Le Secrétaire général de l’ONU et le Rapporteur spécial sur la torture ont tous deux récemment appelé à une surveillance accrue des droits humains au Sahara occidental. Les abus commis par le Maroc au Sahara occidental visent tout particulièrement les Sahraouis plaidant pour une auto-détermination ou une indépendance du territoire. Les autorités violent leur droit à manifester pacifiquement et à créer des associations, et des militants ont été torturés puis emprisonnés à l’issue de procès non équitables.
Des sources diplomatiques ont indiqué à Human Rights Watch que les États-Unis ont incorporé, dans le projet de résolution de 2013, des formulations qui pourraient permettre à l’ONU de surveiller les droits humains au Sahara occidental et de publier des rapports sur le sujet. Le projet de texte demande aussi au Secrétaire général de garantir que les agences de l’ONU adéquates puissent surveiller et émettre des rapports sur les droits humains dans les camps de réfugiés de la région de Tindouf, en coopération avec l’Algérie.

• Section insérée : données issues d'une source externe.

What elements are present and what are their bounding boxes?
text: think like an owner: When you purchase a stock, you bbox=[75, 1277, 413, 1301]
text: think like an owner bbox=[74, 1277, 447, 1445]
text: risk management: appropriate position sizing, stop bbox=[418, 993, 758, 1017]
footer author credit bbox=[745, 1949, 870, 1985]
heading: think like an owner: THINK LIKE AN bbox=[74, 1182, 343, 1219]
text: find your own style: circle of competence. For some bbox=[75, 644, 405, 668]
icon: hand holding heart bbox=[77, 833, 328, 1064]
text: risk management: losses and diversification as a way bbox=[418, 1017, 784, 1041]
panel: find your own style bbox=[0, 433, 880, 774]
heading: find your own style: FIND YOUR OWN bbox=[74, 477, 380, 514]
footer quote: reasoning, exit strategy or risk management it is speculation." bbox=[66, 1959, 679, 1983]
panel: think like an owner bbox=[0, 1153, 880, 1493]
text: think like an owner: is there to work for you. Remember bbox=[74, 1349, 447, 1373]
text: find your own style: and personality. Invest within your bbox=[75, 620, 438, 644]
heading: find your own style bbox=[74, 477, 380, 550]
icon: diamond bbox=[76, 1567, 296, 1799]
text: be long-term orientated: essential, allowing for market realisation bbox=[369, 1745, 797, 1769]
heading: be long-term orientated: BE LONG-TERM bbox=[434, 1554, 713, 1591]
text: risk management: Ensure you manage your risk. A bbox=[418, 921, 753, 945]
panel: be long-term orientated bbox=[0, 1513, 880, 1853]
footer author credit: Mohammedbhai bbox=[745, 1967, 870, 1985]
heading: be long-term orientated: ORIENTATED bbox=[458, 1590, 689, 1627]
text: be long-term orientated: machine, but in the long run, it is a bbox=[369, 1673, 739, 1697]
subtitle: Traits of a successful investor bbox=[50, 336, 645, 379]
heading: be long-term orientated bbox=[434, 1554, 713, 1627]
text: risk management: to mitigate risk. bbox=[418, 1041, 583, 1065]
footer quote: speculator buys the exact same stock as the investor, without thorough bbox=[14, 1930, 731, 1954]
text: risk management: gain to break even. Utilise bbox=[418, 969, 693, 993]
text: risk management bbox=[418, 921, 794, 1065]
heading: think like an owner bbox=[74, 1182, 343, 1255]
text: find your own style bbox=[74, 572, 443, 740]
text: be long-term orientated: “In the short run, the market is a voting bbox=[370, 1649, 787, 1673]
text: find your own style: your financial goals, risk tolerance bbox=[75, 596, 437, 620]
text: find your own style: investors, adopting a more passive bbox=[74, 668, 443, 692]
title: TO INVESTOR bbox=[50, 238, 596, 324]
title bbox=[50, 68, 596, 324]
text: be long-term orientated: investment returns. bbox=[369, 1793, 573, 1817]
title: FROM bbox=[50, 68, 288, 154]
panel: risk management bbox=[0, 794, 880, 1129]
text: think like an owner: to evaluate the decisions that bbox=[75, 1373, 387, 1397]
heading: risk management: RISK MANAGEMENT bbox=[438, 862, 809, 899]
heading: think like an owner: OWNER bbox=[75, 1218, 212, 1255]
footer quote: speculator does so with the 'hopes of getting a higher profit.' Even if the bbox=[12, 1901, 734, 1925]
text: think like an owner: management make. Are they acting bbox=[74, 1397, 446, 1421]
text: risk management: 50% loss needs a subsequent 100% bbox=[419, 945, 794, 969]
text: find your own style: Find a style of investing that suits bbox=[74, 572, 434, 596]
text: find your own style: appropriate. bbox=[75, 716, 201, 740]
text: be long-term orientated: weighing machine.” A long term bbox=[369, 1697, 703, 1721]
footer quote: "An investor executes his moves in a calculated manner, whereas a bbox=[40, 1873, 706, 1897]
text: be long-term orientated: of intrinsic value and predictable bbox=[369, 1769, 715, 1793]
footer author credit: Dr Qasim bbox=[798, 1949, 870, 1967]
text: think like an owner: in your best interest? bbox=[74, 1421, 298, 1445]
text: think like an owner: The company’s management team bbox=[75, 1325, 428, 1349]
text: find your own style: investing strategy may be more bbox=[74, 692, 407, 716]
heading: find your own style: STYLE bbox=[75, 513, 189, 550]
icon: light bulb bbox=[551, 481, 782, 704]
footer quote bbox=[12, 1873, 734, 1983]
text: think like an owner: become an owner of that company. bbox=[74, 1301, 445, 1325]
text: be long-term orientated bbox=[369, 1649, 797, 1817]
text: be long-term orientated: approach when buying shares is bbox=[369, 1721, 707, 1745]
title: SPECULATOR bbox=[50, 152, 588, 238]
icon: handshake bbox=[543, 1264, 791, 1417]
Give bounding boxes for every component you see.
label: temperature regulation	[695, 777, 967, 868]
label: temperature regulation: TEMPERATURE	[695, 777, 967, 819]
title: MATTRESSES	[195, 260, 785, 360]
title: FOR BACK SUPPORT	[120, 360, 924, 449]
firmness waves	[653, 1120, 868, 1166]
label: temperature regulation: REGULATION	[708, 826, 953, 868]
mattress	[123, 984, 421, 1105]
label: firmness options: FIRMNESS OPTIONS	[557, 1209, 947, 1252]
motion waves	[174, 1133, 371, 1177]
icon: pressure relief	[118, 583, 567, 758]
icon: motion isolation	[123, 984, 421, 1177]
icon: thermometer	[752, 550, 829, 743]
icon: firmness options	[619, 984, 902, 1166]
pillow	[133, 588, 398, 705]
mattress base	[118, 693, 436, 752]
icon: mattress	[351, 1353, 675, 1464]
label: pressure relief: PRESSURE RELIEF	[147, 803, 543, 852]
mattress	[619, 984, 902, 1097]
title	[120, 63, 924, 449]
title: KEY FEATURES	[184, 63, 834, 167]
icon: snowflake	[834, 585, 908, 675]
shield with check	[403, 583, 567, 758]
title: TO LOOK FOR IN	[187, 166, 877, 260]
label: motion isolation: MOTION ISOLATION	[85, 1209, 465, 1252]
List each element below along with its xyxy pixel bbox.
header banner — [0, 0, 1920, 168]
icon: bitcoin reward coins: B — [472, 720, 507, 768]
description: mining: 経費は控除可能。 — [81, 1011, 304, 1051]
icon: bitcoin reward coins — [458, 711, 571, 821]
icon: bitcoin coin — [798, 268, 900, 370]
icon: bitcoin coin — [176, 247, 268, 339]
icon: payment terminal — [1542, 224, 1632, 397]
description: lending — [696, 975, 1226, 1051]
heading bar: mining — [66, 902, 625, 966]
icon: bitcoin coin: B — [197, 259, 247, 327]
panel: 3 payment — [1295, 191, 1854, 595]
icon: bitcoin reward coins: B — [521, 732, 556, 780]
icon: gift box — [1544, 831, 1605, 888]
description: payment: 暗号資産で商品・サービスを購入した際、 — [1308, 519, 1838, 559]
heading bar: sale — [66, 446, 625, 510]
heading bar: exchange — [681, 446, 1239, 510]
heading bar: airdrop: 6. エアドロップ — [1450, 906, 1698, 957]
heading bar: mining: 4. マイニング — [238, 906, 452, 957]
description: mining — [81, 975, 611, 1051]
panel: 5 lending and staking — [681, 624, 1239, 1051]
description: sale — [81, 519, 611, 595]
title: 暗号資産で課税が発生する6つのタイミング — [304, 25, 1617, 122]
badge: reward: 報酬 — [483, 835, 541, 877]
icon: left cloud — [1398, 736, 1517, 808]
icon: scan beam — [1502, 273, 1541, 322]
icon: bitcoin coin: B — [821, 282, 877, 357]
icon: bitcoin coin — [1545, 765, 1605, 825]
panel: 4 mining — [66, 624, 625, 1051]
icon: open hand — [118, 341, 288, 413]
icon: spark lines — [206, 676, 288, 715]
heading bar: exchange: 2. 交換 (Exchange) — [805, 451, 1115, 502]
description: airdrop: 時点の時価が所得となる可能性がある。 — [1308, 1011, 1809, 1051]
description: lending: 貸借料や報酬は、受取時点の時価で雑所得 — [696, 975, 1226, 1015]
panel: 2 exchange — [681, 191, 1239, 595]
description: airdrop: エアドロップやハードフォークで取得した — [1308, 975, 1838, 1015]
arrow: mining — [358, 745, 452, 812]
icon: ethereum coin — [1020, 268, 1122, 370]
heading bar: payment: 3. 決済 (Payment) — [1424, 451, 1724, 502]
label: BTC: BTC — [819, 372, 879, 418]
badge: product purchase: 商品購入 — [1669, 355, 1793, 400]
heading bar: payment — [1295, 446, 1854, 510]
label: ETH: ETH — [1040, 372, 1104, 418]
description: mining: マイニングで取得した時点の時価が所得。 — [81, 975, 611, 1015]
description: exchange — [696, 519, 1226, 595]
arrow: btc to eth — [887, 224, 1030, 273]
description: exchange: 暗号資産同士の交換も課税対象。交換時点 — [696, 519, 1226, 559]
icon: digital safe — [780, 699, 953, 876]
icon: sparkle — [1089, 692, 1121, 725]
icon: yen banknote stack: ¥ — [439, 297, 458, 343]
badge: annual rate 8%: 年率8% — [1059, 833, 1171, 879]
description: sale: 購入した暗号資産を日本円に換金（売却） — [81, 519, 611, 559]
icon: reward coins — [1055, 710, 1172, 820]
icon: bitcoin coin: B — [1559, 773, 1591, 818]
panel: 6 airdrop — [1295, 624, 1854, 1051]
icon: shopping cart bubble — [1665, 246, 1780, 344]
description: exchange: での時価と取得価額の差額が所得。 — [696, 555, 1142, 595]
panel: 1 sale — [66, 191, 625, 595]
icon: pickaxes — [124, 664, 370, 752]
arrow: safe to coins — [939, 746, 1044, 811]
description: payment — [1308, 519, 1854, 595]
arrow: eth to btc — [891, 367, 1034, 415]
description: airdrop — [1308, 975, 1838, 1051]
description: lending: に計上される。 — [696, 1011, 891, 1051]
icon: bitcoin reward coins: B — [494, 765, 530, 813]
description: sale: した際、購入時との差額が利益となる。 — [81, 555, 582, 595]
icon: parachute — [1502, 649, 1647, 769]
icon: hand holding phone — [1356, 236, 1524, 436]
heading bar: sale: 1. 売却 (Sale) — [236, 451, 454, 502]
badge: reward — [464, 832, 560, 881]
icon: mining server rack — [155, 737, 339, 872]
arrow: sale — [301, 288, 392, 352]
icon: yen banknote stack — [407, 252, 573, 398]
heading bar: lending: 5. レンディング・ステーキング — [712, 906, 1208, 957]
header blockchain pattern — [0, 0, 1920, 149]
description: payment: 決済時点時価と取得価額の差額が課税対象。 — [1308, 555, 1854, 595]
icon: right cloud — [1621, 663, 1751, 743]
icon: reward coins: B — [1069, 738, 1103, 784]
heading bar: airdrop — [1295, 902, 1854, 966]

Le Sahara occidental est une ancienne colonie espagnole située sur la côte atlantique entre le Maroc et la Mauritanie. Quand l’Espagne s’en est retirée en 1975, le Maroc a pris le contrôle de la plus grande partie du territoire et depuis lors l’a administré comme une région du Maroc. L’ONU ne reconnaît pas la souveraineté marocaine, et considère le Sahara occidental comme un « territoire non autonome ».
En 1991, l’ONU a servi d’intermédiaire pour négocier un cessez-le-feu entre le Maroc et le Front Polisario, basé sur le principe d’un référendum d’auto-détermination que l’ONU devait organiser. Pourtant le référendum n’a jamais eu lieu, et aujourd’hui le Maroc s’y oppose, proposant au lieu de cela une forme d’autonomie pour le Sahara occidental au sein du Maroc.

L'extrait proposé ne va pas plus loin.